If I were writing the following using a for loop to iterate the DirEntries, I'd use the ? operator to return a Result::Err from do_something_with_files.
But using combinators, the closure definitions don't allow this (hence the use of unwrap())
Is there a way to do an early return from the outer function with an error result (rather than panic-with-unwrap) in this context?
fn do_something_with_files(dir_path: &str) -> Result<Vec<String>, std::io::Error> {
let result = read_dir(dir_path)?
.map(|entry| entry.unwrap())
// closure in 2nd map
.map(|file_name| some_function(file_name).unwrap())
.collect();
Ok(result)
}
fn some_function(keyword: &str) -> Result<&str, std::io::Error> {
// something happens to return a Result::Err here
}
@alice - Perfect. Result's FromIterator implementation does just what I need.
My next question was going to be how I can collect up a subset of possible errors to report on, rather than always early return - I think partition() can help me there.

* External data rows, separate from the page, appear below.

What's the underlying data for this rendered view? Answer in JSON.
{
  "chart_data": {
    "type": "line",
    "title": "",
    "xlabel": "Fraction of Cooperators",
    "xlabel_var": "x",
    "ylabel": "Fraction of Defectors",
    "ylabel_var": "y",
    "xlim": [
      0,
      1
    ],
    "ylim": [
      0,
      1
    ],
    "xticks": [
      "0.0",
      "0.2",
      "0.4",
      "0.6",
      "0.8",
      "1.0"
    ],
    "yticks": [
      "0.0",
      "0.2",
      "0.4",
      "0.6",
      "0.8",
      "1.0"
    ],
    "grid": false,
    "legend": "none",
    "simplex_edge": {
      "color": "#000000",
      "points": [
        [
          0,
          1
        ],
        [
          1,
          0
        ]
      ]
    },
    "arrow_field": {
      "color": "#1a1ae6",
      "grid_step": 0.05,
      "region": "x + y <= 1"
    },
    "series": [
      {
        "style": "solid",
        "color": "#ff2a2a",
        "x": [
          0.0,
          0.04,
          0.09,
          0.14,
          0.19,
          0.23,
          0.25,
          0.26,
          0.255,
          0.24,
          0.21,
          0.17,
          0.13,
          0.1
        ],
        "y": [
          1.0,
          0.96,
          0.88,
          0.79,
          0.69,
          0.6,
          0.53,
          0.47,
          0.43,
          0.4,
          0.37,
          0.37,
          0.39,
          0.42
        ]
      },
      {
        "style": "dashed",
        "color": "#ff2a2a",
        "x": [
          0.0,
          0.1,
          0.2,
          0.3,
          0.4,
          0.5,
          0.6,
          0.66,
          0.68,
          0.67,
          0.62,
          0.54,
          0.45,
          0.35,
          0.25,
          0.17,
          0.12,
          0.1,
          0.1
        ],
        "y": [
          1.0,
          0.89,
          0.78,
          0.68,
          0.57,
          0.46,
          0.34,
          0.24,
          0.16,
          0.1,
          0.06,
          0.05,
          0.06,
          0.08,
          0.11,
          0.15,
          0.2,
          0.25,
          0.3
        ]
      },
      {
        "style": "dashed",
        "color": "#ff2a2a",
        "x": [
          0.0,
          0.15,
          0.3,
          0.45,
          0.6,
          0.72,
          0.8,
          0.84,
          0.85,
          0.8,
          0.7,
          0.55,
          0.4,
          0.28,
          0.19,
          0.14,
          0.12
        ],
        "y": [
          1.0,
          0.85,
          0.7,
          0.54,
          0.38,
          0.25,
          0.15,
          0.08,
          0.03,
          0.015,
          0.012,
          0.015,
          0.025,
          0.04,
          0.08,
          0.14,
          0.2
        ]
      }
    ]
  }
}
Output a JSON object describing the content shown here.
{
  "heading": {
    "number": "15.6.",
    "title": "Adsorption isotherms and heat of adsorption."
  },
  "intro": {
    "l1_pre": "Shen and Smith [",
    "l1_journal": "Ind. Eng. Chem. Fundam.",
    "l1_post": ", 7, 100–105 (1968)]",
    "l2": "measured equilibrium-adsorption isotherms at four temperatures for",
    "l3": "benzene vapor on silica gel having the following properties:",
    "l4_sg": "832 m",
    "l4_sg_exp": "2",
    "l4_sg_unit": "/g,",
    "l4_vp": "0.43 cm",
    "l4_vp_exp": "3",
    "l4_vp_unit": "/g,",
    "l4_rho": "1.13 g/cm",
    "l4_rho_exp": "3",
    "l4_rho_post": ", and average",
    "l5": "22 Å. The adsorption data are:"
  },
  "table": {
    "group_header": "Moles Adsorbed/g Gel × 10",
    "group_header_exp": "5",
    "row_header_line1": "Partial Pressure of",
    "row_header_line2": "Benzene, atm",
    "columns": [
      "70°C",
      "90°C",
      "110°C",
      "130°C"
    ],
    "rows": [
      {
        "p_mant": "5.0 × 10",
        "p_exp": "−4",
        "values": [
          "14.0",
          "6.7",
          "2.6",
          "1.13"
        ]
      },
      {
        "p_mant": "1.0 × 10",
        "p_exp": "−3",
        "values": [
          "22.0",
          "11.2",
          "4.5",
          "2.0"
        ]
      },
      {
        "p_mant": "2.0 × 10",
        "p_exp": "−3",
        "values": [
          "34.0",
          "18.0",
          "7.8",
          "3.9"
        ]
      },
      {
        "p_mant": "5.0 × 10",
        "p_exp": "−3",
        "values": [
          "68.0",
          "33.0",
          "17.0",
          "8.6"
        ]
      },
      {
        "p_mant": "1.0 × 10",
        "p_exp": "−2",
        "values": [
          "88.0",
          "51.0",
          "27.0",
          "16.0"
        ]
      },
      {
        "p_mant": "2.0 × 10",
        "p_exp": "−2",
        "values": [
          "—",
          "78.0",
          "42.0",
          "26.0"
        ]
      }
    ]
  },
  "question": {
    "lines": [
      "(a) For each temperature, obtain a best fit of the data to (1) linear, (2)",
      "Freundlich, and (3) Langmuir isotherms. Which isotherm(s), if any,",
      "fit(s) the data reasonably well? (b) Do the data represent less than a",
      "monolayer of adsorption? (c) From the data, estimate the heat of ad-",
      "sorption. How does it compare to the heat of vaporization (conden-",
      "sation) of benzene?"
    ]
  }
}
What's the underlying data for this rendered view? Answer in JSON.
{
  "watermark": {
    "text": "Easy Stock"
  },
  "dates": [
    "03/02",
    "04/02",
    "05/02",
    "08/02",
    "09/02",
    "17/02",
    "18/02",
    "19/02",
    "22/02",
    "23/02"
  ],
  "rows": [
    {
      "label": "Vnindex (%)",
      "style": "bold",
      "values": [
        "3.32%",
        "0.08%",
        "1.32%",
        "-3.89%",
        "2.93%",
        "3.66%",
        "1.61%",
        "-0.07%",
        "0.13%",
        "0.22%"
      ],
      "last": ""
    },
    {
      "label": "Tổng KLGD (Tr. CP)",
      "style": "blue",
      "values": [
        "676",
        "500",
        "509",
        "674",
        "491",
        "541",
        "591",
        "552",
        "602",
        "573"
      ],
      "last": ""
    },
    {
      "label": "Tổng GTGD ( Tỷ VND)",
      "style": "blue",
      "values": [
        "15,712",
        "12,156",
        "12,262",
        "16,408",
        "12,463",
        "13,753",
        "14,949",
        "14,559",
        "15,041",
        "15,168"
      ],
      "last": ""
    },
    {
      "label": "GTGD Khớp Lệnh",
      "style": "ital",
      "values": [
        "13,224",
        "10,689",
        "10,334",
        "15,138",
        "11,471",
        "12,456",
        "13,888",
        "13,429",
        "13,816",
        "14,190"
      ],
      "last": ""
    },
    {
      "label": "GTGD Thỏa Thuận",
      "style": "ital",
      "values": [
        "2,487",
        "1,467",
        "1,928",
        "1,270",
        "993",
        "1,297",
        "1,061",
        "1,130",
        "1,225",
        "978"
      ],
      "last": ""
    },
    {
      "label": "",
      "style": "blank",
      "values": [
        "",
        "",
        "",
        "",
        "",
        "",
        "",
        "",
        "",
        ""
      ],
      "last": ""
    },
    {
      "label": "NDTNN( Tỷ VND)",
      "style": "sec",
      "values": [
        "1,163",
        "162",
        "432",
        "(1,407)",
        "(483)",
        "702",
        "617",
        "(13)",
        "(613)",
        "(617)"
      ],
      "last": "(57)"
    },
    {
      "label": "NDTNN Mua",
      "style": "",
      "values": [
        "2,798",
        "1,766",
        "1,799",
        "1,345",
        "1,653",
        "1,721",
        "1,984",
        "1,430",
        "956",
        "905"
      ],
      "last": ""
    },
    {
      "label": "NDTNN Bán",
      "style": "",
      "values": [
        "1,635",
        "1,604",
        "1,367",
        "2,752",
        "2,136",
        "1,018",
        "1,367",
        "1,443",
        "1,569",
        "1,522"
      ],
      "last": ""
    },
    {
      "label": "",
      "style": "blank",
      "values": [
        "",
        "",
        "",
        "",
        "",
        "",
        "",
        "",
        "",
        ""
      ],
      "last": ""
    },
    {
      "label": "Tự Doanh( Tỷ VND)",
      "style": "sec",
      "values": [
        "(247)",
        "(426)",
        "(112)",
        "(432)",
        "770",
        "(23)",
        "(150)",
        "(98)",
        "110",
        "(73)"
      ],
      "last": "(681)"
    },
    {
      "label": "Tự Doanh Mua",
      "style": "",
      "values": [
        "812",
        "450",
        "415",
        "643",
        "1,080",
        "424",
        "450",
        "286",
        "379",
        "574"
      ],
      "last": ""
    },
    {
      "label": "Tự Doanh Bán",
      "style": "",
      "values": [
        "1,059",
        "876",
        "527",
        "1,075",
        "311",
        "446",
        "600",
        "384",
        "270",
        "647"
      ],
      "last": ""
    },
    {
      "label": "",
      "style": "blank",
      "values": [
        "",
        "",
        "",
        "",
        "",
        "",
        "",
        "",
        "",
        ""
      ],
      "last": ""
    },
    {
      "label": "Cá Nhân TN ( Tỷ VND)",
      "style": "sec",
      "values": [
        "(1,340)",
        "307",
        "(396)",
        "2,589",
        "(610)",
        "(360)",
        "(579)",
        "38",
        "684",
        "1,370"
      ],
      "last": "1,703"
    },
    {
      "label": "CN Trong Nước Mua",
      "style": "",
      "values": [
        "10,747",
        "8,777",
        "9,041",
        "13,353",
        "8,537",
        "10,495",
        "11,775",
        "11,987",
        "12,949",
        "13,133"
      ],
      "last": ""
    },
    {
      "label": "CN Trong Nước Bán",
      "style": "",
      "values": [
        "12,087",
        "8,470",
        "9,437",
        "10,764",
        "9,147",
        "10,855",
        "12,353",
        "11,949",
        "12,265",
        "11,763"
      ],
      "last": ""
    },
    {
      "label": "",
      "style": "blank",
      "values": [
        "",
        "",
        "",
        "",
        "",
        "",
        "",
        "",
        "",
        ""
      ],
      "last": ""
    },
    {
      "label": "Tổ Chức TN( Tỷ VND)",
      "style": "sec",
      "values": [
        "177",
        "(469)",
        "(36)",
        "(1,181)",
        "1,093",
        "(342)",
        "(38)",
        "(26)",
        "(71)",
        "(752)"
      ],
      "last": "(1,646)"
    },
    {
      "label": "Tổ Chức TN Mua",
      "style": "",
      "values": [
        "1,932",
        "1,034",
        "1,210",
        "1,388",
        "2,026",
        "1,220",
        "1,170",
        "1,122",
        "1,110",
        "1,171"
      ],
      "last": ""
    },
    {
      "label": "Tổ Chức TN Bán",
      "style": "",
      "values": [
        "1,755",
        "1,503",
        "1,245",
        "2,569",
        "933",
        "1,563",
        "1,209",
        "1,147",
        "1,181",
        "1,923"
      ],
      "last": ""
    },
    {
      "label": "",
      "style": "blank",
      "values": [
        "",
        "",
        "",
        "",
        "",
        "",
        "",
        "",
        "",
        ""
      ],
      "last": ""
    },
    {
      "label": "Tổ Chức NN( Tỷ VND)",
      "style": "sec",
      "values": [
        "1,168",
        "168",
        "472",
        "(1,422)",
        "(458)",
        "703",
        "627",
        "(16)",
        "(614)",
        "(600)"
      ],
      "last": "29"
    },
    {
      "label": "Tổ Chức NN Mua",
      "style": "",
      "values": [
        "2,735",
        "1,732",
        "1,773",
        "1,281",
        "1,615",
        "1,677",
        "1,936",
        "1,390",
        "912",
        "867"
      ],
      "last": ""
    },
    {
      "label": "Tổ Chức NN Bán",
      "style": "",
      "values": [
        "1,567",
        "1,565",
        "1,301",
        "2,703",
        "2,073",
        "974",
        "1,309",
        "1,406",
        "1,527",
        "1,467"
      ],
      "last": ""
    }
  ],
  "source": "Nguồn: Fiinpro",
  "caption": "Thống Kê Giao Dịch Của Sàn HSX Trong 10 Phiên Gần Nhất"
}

Cheers - I did have a try with and_then but couldn't make it work for this situation. I am very new to Rust though, so may well have missed something obvious. Anyway I have a solution for now.
Thank you, that's helpful. As a pretty experienced programmer in a number of languages I scoffed at the general view that Rust can be difficult. I expected to be substantially productive in a week. But .. I'm not. It's more challenging than I expected!
@Yandros - spot on, thanks. Aside from its use just as a library, it looks like the Itertools codebase might be a good resource for learning more about iterators.